Comment 1 Ross Vandegrift 2008-08-27 17:22:02 UTC
Created attachment 315122 [details]
Glock dumps from the working node

Comment 2 Ross Vandegrift 2008-08-27 17:23:26 UTC
Created attachment 315123 [details]
Glock dumps from the broken node

Comment 3 Steve Whitehouse 2008-09-01 12:19:55 UTC
Ah, I guess I should have asked which version you were using earlier.... sorry, but 5.1 is too old and its best avoided.

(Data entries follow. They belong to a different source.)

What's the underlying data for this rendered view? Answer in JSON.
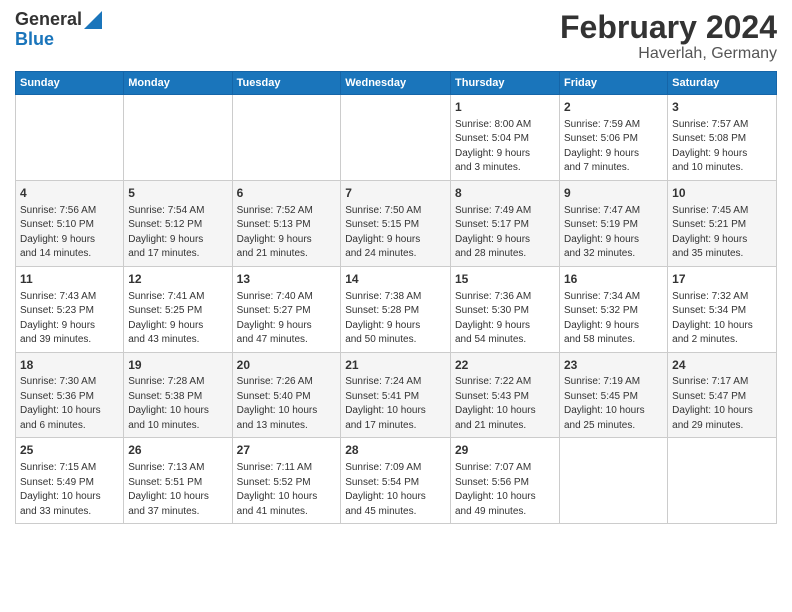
{
  "logo": {
    "line1": "General",
    "line2": "Blue"
  },
  "title": "February 2024",
  "subtitle": "Haverlah, Germany",
  "days_of_week": [
    "Sunday",
    "Monday",
    "Tuesday",
    "Wednesday",
    "Thursday",
    "Friday",
    "Saturday"
  ],
  "weeks": [
    [
      {
        "day": "",
        "info": ""
      },
      {
        "day": "",
        "info": ""
      },
      {
        "day": "",
        "info": ""
      },
      {
        "day": "",
        "info": ""
      },
      {
        "day": "1",
        "info": "Sunrise: 8:00 AM\nSunset: 5:04 PM\nDaylight: 9 hours\nand 3 minutes."
      },
      {
        "day": "2",
        "info": "Sunrise: 7:59 AM\nSunset: 5:06 PM\nDaylight: 9 hours\nand 7 minutes."
      },
      {
        "day": "3",
        "info": "Sunrise: 7:57 AM\nSunset: 5:08 PM\nDaylight: 9 hours\nand 10 minutes."
      }
    ],
    [
      {
        "day": "4",
        "info": "Sunrise: 7:56 AM\nSunset: 5:10 PM\nDaylight: 9 hours\nand 14 minutes."
      },
      {
        "day": "5",
        "info": "Sunrise: 7:54 AM\nSunset: 5:12 PM\nDaylight: 9 hours\nand 17 minutes."
      },
      {
        "day": "6",
        "info": "Sunrise: 7:52 AM\nSunset: 5:13 PM\nDaylight: 9 hours\nand 21 minutes."
      },
      {
        "day": "7",
        "info": "Sunrise: 7:50 AM\nSunset: 5:15 PM\nDaylight: 9 hours\nand 24 minutes."
      },
      {
        "day": "8",
        "info": "Sunrise: 7:49 AM\nSunset: 5:17 PM\nDaylight: 9 hours\nand 28 minutes."
      },
      {
        "day": "9",
        "info": "Sunrise: 7:47 AM\nSunset: 5:19 PM\nDaylight: 9 hours\nand 32 minutes."
      },
      {
        "day": "10",
        "info": "Sunrise: 7:45 AM\nSunset: 5:21 PM\nDaylight: 9 hours\nand 35 minutes."
      }
    ],
    [
      {
        "day": "11",
        "info": "Sunrise: 7:43 AM\nSunset: 5:23 PM\nDaylight: 9 hours\nand 39 minutes."
      },
      {
        "day": "12",
        "info": "Sunrise: 7:41 AM\nSunset: 5:25 PM\nDaylight: 9 hours\nand 43 minutes."
      },
      {
        "day": "13",
        "info": "Sunrise: 7:40 AM\nSunset: 5:27 PM\nDaylight: 9 hours\nand 47 minutes."
      },
      {
        "day": "14",
        "info": "Sunrise: 7:38 AM\nSunset: 5:28 PM\nDaylight: 9 hours\nand 50 minutes."
      },
      {
        "day": "15",
        "info": "Sunrise: 7:36 AM\nSunset: 5:30 PM\nDaylight: 9 hours\nand 54 minutes."
      },
      {
        "day": "16",
        "info": "Sunrise: 7:34 AM\nSunset: 5:32 PM\nDaylight: 9 hours\nand 58 minutes."
      },
      {
        "day": "17",
        "info": "Sunrise: 7:32 AM\nSunset: 5:34 PM\nDaylight: 10 hours\nand 2 minutes."
      }
    ],
    [
      {
        "day": "18",
        "info": "Sunrise: 7:30 AM\nSunset: 5:36 PM\nDaylight: 10 hours\nand 6 minutes."
      },
      {
        "day": "19",
        "info": "Sunrise: 7:28 AM\nSunset: 5:38 PM\nDaylight: 10 hours\nand 10 minutes."
      },
      {
        "day": "20",
        "info": "Sunrise: 7:26 AM\nSunset: 5:40 PM\nDaylight: 10 hours\nand 13 minutes."
      },
      {
        "day": "21",
        "info": "Sunrise: 7:24 AM\nSunset: 5:41 PM\nDaylight: 10 hours\nand 17 minutes."
      },
      {
        "day": "22",
        "info": "Sunrise: 7:22 AM\nSunset: 5:43 PM\nDaylight: 10 hours\nand 21 minutes."
      },
      {
        "day": "23",
        "info": "Sunrise: 7:19 AM\nSunset: 5:45 PM\nDaylight: 10 hours\nand 25 minutes."
      },
      {
        "day": "24",
        "info": "Sunrise: 7:17 AM\nSunset: 5:47 PM\nDaylight: 10 hours\nand 29 minutes."
      }
    ],
    [
      {
        "day": "25",
        "info": "Sunrise: 7:15 AM\nSunset: 5:49 PM\nDaylight: 10 hours\nand 33 minutes."
      },
      {
        "day": "26",
        "info": "Sunrise: 7:13 AM\nSunset: 5:51 PM\nDaylight: 10 hours\nand 37 minutes."
      },
      {
        "day": "27",
        "info": "Sunrise: 7:11 AM\nSunset: 5:52 PM\nDaylight: 10 hours\nand 41 minutes."
      },
      {
        "day": "28",
        "info": "Sunrise: 7:09 AM\nSunset: 5:54 PM\nDaylight: 10 hours\nand 45 minutes."
      },
      {
        "day": "29",
        "info": "Sunrise: 7:07 AM\nSunset: 5:56 PM\nDaylight: 10 hours\nand 49 minutes."
      },
      {
        "day": "",
        "info": ""
      },
      {
        "day": "",
        "info": ""
      }
    ]
  ]
}
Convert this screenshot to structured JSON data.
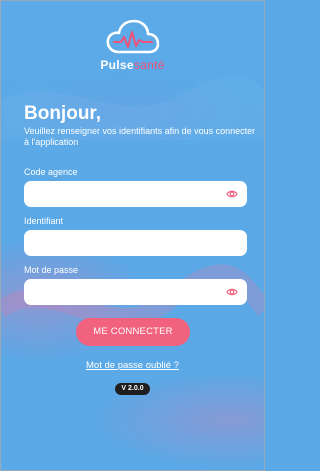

Can you upgrade to the latest 5.2?

That will almost certainly solve your problem.

Comment 4 Ross Vandegrift 2008-09-05 18:24:39 UTC
We've completed upgrading all of the cluster machines to 5.2.  I'll observe over the weekend and evaluate where things stand on Monday.

Comment 5 Ross Vandegrift 2008-09-09 13:16:05 UTC
So far, the upgrade to 5.2 seems to have helped.  Thanks for the suggestion Steve!

Comment 6 Nate Straz 2008-09-09 13:24:50 UTC
We'll close this bug since 5.2 is working better.  If you find anything else that breaks, file a new bug.